The AMA is urging Health and Human Services (HHS) Secretary Alex M. Azar II to withdraw a proposed rule that that would significantly revise the regulations governing the federal Title X family planning program.
“We are very concerned that the proposed changes, if implemented, would undermine patients’ access to high-quality medical care and information, dangerously interfere with the patient-physician relationship and conflict with physicians’ ethical obligations, exclude qualified providers and jeopardize public health,” AMA CEO and Executive Vice President James L. Madara, MD, wrote in a letter to Azar.
The proposed rule would withhold funds to qualified family planning providers, such as Planned Parenthood, that also offer abortion services. It would also prohibit, in most cases, referrals for abortion and restrict counseling about abortion services. The proposed rule also would eliminate requirements that Title X sites offer a broad range of medically approved family planning methods and pregnancy options counseling.

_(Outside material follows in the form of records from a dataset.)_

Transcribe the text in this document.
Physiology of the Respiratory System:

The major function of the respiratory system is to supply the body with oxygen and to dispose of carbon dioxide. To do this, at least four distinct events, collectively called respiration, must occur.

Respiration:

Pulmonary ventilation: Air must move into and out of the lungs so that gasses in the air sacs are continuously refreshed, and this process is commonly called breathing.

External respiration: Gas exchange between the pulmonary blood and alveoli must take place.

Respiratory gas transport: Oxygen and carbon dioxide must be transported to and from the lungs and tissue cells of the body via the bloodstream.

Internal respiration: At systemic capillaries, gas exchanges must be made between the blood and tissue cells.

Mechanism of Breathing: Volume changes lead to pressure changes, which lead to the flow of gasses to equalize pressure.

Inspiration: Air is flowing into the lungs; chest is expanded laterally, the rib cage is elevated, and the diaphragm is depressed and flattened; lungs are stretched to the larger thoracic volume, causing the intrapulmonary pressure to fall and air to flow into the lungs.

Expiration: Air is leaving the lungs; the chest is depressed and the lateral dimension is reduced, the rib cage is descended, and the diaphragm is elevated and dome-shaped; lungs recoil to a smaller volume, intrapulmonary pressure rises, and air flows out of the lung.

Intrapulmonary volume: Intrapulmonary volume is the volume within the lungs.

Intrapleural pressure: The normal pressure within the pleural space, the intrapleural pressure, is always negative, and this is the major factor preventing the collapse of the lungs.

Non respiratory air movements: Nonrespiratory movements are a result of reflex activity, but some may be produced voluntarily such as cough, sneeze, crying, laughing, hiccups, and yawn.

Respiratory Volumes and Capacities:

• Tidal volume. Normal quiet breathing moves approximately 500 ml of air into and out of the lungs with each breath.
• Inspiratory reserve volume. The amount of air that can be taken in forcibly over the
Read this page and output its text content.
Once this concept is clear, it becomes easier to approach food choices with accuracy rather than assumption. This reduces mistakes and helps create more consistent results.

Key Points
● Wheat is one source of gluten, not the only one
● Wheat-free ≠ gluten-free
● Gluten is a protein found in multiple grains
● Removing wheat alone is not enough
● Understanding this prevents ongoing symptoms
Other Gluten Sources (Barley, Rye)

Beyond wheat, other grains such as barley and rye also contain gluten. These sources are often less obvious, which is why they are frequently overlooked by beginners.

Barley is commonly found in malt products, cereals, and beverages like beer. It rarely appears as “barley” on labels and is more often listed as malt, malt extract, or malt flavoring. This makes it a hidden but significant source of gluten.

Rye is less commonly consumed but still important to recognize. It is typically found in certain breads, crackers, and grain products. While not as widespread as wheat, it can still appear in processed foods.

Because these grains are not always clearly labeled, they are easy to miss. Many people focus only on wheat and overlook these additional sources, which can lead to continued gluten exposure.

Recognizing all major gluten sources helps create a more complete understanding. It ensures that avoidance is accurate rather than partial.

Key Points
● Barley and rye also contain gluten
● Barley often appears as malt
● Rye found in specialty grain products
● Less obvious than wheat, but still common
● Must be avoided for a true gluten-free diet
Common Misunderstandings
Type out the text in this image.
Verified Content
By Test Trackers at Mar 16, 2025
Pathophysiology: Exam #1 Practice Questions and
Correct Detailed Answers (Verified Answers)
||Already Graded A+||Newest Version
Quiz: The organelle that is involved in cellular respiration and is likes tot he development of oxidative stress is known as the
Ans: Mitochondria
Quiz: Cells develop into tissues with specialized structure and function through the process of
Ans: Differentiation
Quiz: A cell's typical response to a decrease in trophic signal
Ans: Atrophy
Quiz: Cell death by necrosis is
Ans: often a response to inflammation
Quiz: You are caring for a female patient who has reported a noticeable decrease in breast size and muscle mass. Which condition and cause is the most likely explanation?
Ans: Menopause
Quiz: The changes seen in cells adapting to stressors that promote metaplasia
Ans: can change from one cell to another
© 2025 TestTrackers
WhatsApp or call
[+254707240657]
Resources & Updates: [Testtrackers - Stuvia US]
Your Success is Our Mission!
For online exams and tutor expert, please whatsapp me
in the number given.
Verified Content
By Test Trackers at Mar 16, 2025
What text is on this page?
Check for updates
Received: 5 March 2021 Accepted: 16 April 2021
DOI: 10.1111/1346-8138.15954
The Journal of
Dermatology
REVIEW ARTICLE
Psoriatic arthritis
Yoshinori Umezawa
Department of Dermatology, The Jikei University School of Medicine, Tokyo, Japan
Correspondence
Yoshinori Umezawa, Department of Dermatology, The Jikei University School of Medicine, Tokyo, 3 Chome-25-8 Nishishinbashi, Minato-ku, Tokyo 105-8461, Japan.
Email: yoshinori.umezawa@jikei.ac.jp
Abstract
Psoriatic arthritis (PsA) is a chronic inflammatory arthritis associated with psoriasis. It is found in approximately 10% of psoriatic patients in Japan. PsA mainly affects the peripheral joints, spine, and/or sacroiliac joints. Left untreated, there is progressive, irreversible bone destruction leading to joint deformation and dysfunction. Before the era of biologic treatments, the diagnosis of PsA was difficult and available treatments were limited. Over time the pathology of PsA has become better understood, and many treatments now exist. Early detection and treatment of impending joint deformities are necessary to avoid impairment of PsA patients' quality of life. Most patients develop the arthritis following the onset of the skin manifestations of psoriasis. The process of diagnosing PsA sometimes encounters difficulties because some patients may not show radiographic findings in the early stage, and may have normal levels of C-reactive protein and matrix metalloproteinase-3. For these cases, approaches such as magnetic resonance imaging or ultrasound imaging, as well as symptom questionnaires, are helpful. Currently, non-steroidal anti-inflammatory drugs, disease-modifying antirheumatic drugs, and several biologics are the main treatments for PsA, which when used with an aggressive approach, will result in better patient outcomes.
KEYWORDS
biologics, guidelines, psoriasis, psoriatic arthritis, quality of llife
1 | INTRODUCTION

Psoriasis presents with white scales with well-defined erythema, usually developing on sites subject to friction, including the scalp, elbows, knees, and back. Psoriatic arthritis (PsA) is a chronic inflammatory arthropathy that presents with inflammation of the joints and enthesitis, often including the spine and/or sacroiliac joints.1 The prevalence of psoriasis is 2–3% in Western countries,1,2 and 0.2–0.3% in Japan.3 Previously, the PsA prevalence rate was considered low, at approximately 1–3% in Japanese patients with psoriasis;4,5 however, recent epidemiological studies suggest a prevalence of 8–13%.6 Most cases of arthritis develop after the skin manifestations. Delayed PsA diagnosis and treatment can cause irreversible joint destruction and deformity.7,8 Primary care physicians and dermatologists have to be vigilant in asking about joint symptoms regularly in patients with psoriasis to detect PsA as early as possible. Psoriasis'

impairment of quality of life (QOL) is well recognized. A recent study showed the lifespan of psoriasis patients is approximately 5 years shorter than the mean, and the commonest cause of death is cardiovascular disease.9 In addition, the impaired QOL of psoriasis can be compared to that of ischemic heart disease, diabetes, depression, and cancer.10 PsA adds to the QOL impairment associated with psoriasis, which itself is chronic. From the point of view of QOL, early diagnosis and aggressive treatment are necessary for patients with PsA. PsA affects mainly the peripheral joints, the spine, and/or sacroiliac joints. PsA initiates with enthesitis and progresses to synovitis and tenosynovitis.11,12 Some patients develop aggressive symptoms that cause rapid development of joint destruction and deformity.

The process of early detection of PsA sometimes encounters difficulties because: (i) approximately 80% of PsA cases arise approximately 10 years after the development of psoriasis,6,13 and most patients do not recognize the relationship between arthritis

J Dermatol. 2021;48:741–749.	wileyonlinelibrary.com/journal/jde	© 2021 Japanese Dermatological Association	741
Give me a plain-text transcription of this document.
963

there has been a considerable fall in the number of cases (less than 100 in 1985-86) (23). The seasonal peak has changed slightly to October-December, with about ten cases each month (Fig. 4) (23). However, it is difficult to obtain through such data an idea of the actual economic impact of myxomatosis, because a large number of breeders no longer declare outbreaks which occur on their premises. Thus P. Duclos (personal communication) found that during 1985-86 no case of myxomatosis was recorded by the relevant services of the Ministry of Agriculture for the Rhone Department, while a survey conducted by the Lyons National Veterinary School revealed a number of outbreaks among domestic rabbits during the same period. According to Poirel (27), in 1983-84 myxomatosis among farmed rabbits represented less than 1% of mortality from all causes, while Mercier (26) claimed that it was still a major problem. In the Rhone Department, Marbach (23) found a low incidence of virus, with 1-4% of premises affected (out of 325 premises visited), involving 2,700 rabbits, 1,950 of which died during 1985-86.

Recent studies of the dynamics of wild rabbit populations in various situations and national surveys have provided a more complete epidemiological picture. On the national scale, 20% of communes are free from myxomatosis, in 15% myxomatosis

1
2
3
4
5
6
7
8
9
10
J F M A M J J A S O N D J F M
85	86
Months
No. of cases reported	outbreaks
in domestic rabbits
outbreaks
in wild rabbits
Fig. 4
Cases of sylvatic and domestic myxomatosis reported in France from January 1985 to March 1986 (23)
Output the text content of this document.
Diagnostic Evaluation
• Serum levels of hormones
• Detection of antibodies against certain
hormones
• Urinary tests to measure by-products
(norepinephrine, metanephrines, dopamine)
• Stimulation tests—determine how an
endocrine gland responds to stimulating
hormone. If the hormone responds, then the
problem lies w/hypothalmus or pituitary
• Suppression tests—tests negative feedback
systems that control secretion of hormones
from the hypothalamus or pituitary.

The HHS proposal also would direct new funds to organizations that promote fertility awareness and abstinence as family-planning methods, instead of those that offer counsel on the full range of evidence-based methods.
First among the objections from the AMA is that the proposed rule would interfere with the relationships that patients have with their physicians or providers.
“Protecting the sanctity of the patient-physician relationship, including defending the freedom of communication between patients and their physicians, is a core priority for the AMA,” Dr. Madara wrote. “The ability of physicians to have open, frank and confidential communications with their patients has always been a fundamental tenet of high-quality medical care.”
The HHS proposal would “violate these core principles by restricting the counseling and referrals that can be provided to patients and by directing clinicians to withhold information critical to patient decision-making,” Dr. Madara wrote.
Currently, Title X projects have to give pregnant patients information and counseling on the full range of reproductive health options, such as prenatal care and delivery; infant care, foster care and adoption; and pregnancy termination.
But the HHS proposal would eliminate the current requirement that pregnant patients get neutral, factual and nondirective counseling from physicians and others at Title X-funded sites about all of their options—including abortion—upon request.
“The proposed changes on counseling and referral ... would not only undermine the patient-physician relationship, but also could force physicians to violate their ethical obligations,” Dr. Madara wrote.
He cited AMA Code of Medical Ethics Opinion 1.1.3, which says, in part, that “patients should be able to expect that their physicians will provide guidance about what they consider the optimal course of action for the patient based on the physician’s objective professional judgment.”
The inability to properly counsel patients about all of their options could harm “pregnant patients at Title X projects, especially if such patients are delayed in finding abortion providers,” says the AMA’s letter, which also details other ways the HHS proposal would undermine access to evidence-based family planning methods, inappropriately exclude qualified providers, and hinder access to care.